By Patricia Lourdes Viray
MANILA, Philippines — Mindanao might be a new battlefield accessible to regional extremists if the Abu Sayyaf Group-Maute coalition holds on to Marawi City, an American analyst said.
Thomas Sanderson, the transnational threats project director at influential think tank CSIS, warned that without a short-term solution to the fighting in Marawi and a long-term solution to problems in Mindanao, ISIS could come to see Mindanao as its primary destination.
The ongoing fighting in Marawi would eventually attract more foreign and local fighters, financial support and media attention, according to Sanderson.

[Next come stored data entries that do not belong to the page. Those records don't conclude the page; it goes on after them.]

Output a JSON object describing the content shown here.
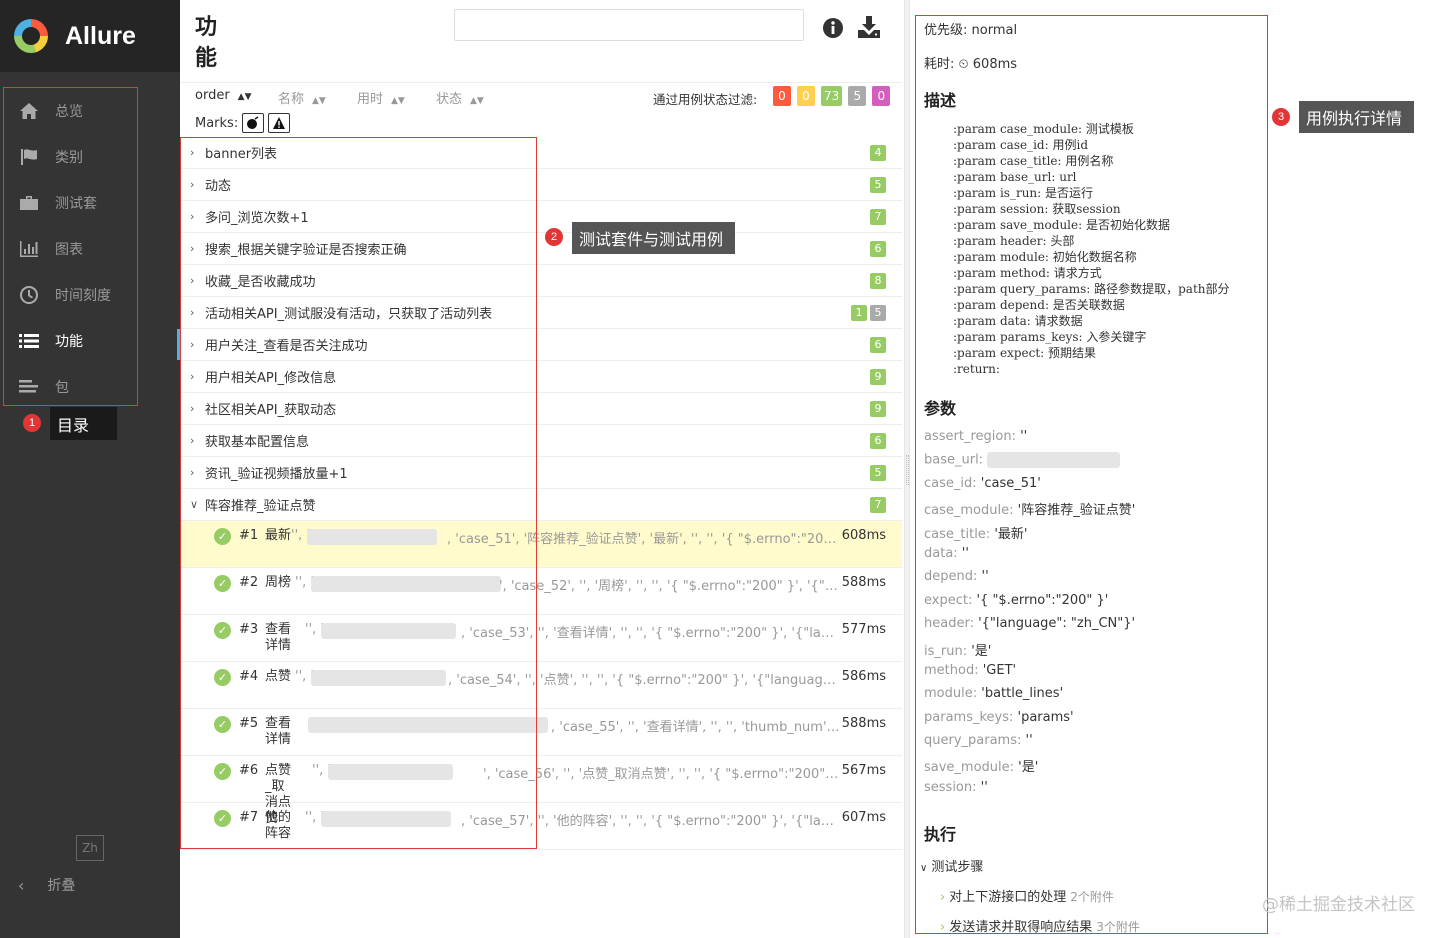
{
  "app": {
    "name": "Allure"
  },
  "sidebar": {
    "items": [
      {
        "label": "总览",
        "icon": "home-icon"
      },
      {
        "label": "类别",
        "icon": "flag-icon"
      },
      {
        "label": "测试套",
        "icon": "briefcase-icon"
      },
      {
        "label": "图表",
        "icon": "bar-chart-icon"
      },
      {
        "label": "时间刻度",
        "icon": "clock-icon"
      },
      {
        "label": "功能",
        "icon": "list-icon",
        "active": true
      },
      {
        "label": "包",
        "icon": "package-icon"
      }
    ],
    "lang": "Zh",
    "collapse": "折叠"
  },
  "annotations": {
    "a1": {
      "num": "1",
      "text": "目录"
    },
    "a2": {
      "num": "2",
      "text": "测试套件与测试用例"
    },
    "a3": {
      "num": "3",
      "text": "用例执行详情"
    }
  },
  "main": {
    "title": "功能",
    "sort": {
      "order": "order",
      "name": "名称",
      "duration": "用时",
      "status": "状态"
    },
    "filter_label": "通过用例状态过滤:",
    "filter_counts": [
      {
        "value": "0",
        "color": "#fd5a3e"
      },
      {
        "value": "0",
        "color": "#ffd050"
      },
      {
        "value": "73",
        "color": "#97cc64"
      },
      {
        "value": "5",
        "color": "#aaaaaa"
      },
      {
        "value": "0",
        "color": "#d35ebe"
      }
    ],
    "marks_label": "Marks:",
    "groups": [
      {
        "name": "banner列表",
        "counts": [
          "4"
        ]
      },
      {
        "name": "动态",
        "counts": [
          "5"
        ]
      },
      {
        "name": "多问_浏览次数+1",
        "counts": [
          "7"
        ]
      },
      {
        "name": "搜索_根据关键字验证是否搜索正确",
        "counts": [
          "6"
        ]
      },
      {
        "name": "收藏_是否收藏成功",
        "counts": [
          "8"
        ]
      },
      {
        "name": "活动相关API_测试服没有活动，只获取了活动列表",
        "counts": [
          "1",
          "5"
        ]
      },
      {
        "name": "用户关注_查看是否关注成功",
        "counts": [
          "6"
        ],
        "selected": true
      },
      {
        "name": "用户相关API_修改信息",
        "counts": [
          "9"
        ]
      },
      {
        "name": "社区相关API_获取动态",
        "counts": [
          "9"
        ]
      },
      {
        "name": "获取基本配置信息",
        "counts": [
          "6"
        ]
      },
      {
        "name": "资讯_验证视频播放量+1",
        "counts": [
          "5"
        ]
      },
      {
        "name": "阵容推荐_验证点赞",
        "counts": [
          "7"
        ],
        "expanded": true
      }
    ],
    "cases": [
      {
        "num": "#1",
        "title": "最新",
        "pre": "'', '",
        "params": ", 'case_51', '阵容推荐_验证点赞', '最新', '', '', '{ \"$.errno\":\"200\" }', '...",
        "time": "608ms"
      },
      {
        "num": "#2",
        "title": "周榜",
        "pre": "'', '",
        "params": "', 'case_52', '', '周榜', '', '', '{ \"$.errno\":\"200\" }', '{\"langua...",
        "time": "588ms"
      },
      {
        "num": "#3",
        "title": "查看详情",
        "pre": "'', '",
        "params": ", 'case_53', '', '查看详情', '', '', '{ \"$.errno\":\"200\" }', '{\"language...",
        "time": "577ms"
      },
      {
        "num": "#4",
        "title": "点赞",
        "pre": "'', '",
        "params": ", 'case_54', '', '点赞', '', '', '{ \"$.errno\":\"200\" }', '{\"language\": \"zh_...",
        "time": "586ms"
      },
      {
        "num": "#5",
        "title": "查看详情",
        "pre": "",
        "params": ", 'case_55', '', '查看详情', '', '', 'thumb_num', '{\"l...",
        "time": "588ms"
      },
      {
        "num": "#6",
        "title": "点赞_取消点赞",
        "pre": "'', '",
        "params": "', 'case_56', '', '点赞_取消点赞', '', '', '{ \"$.errno\":\"200\" }', '{\"...",
        "time": "567ms"
      },
      {
        "num": "#7",
        "title": "他的阵容",
        "pre": "'', '",
        "params": ", 'case_57', '', '他的阵容', '', '', '{ \"$.errno\":\"200\" }', '{\"language...",
        "time": "607ms"
      }
    ]
  },
  "detail": {
    "priority": "优先级: normal",
    "duration": "耗时: ⏲ 608ms",
    "desc_title": "描述",
    "desc_body": ":param case_module: 测试模板\n:param case_id: 用例id\n:param case_title: 用例名称\n:param base_url: url\n:param is_run: 是否运行\n:param session: 获取session\n:param save_module: 是否初始化数据\n:param header: 头部\n:param module: 初始化数据名称\n:param method: 请求方式\n:param query_params: 路径参数提取，path部分\n:param depend: 是否关联数据\n:param data: 请求数据\n:param params_keys: 入参关键字\n:param expect: 预期结果\n:return:",
    "params_title": "参数",
    "params": [
      {
        "k": "assert_region:",
        "v": " ''"
      },
      {
        "k": "base_url:",
        "v": ""
      },
      {
        "k": "case_id:",
        "v": " 'case_51'"
      },
      {
        "k": "case_module:",
        "v": " '阵容推荐_验证点赞'"
      },
      {
        "k": "case_title:",
        "v": " '最新'"
      },
      {
        "k": "data:",
        "v": " ''"
      },
      {
        "k": "depend:",
        "v": " ''"
      },
      {
        "k": "expect:",
        "v": " '{ \"$.errno\":\"200\" }'"
      },
      {
        "k": "header:",
        "v": " '{\"language\": \"zh_CN\"}'"
      },
      {
        "k": "is_run:",
        "v": " '是'"
      },
      {
        "k": "method:",
        "v": " 'GET'"
      },
      {
        "k": "module:",
        "v": " 'battle_lines'"
      },
      {
        "k": "params_keys:",
        "v": " 'params'"
      },
      {
        "k": "query_params:",
        "v": " ''"
      },
      {
        "k": "save_module:",
        "v": " '是'"
      },
      {
        "k": "session:",
        "v": " ''"
      }
    ],
    "exec_title": "执行",
    "steps_title": "测试步骤",
    "steps": [
      {
        "name": "对上下游接口的处理",
        "att": "2个附件"
      },
      {
        "name": "发送请求并取得响应结果",
        "att": "3个附件"
      }
    ]
  },
  "watermark": "@稀土掘金技术社区"
}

"None of that is good for the security of the Philippine nation, especially local civilians (Muslim, Christian, Buddhist and others) in desperate need of economic development and responsive government," Sanderson said in his testimony before the US House Committee on Foreign Affairs Subcommittee on Asia and the Pacific.
Sanderson noted that the battle in Marawi has become the focal point of activity of the self-proclaimed Islamic State in Southeast Asia as more than 500 militant fighters have joined the fight.
The diversity of nationalities among militant casualties raises alarm in counter-terrorism and counter-insurgency communities.
"Among the roughly 80 foreign fighters thought to have been in the battle, the dead included fighters from Saudi Arabia, Morocco, Chechnya, Yemen, Indonesia, Malaysia," Sanderson said.